Our domains of research stretch from the social sciences to computer science. We have renowned expertise in machine learning, natural language processing, computer vision, ethnography and services computing.

XRCE is part of the Xerox Innovation group made up of 800 researchers and engineers in four world-renowned research and technology centres. Xerox and XRCE is an equal opportunity employer.

The "Charte de la diversité”, adopted by Xerox, proves our engagement in favour of cultural, ethnic and social diversity. Our main building is compliant with the AGEFIPH standards for disabled access.

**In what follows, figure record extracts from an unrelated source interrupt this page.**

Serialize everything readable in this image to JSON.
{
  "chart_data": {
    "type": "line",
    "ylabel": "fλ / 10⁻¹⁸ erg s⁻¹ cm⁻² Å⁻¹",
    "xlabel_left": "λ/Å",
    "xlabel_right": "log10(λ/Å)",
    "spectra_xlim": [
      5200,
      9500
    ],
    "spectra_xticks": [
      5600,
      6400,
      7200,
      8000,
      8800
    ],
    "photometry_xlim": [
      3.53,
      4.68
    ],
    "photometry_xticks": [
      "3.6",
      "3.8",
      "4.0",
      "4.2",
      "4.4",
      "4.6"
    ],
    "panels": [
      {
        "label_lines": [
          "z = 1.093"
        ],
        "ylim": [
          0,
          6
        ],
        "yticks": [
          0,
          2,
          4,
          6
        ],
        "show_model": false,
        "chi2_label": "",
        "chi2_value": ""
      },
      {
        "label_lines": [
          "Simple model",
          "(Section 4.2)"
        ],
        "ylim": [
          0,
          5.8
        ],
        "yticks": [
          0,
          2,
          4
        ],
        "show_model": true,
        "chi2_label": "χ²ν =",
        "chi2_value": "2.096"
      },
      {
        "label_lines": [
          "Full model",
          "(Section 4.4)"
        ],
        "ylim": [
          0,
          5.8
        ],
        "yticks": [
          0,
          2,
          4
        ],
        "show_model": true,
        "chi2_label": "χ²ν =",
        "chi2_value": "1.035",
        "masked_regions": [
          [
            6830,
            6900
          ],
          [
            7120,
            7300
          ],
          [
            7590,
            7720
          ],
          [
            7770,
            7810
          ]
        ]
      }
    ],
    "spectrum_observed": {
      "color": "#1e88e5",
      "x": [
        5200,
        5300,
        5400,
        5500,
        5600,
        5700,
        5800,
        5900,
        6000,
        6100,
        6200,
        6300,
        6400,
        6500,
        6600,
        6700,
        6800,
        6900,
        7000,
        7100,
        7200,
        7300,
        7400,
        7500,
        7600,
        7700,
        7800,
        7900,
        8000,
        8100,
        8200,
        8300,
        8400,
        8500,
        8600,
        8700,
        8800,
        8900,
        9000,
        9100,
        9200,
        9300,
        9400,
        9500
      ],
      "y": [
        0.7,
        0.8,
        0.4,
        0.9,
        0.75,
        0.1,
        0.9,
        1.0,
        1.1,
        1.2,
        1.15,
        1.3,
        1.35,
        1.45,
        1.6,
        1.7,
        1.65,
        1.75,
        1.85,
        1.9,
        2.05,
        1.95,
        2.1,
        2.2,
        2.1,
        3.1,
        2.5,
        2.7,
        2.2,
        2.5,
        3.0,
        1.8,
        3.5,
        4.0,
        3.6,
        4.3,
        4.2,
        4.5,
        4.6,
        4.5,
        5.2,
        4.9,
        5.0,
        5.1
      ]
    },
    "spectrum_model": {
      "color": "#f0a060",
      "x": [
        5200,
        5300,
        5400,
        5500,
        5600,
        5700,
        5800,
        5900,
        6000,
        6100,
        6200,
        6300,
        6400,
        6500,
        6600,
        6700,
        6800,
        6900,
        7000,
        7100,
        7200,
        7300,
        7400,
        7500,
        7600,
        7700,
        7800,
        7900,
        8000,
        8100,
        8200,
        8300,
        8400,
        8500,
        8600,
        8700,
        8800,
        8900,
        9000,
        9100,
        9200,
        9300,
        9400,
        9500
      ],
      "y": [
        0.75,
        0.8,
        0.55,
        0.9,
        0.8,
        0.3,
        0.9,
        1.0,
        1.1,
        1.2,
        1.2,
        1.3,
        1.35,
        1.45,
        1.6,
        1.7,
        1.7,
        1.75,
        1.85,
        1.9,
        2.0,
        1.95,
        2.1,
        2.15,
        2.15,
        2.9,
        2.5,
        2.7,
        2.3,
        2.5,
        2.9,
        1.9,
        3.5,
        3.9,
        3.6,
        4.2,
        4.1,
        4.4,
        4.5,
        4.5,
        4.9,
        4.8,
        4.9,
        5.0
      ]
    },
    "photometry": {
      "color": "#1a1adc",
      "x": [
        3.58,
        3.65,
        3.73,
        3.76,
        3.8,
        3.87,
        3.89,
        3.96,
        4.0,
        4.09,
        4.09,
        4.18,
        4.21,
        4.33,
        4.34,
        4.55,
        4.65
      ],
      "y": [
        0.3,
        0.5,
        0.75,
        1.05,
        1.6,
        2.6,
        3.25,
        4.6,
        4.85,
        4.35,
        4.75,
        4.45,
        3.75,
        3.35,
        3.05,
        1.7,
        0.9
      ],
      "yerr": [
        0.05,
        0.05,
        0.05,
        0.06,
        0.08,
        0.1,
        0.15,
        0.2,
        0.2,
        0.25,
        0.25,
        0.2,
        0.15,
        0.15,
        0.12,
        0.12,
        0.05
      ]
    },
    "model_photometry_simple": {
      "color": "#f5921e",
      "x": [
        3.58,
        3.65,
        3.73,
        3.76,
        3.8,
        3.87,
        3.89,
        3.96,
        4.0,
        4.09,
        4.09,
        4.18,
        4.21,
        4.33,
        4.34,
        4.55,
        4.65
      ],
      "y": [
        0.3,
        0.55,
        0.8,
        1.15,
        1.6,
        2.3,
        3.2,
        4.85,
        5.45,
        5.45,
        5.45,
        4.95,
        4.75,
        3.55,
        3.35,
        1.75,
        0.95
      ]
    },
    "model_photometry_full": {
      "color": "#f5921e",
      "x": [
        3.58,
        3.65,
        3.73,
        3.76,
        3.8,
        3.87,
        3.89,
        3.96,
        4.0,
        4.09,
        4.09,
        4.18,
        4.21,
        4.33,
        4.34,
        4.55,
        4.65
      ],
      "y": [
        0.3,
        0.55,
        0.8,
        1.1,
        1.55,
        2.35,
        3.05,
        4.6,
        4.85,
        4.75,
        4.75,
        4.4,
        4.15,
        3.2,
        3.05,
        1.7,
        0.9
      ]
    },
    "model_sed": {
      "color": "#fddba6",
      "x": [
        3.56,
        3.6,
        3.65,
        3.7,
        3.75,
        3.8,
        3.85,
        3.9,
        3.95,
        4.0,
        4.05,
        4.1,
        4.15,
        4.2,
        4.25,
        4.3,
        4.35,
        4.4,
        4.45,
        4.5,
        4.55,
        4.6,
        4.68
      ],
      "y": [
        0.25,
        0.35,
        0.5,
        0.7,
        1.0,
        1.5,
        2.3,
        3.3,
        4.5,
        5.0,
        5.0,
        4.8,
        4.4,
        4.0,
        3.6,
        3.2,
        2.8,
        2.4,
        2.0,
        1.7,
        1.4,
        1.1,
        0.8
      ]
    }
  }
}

The Grenoble site is set in a park in the heart of the French Alps in a stunning location only a few kilometers from the city centre. The city of Grenoble has a large scientific community made up of national research institutes (CNRS, Universities, INRIA) and private industries. Stimulated also by the presence of a large student community, Grenoble has become a resolutely modern city, with a rich heritage and a vibrant cultural scene. It is a lively and cosmopolitan place, offering a host of leisure opportunities. Winter sports resorts just half an hour from campus and three natural parks at the city limits make running, skiing, trekking, climbing and paragliding easily available.
Grenoble is close to both the Swiss and Italian borders.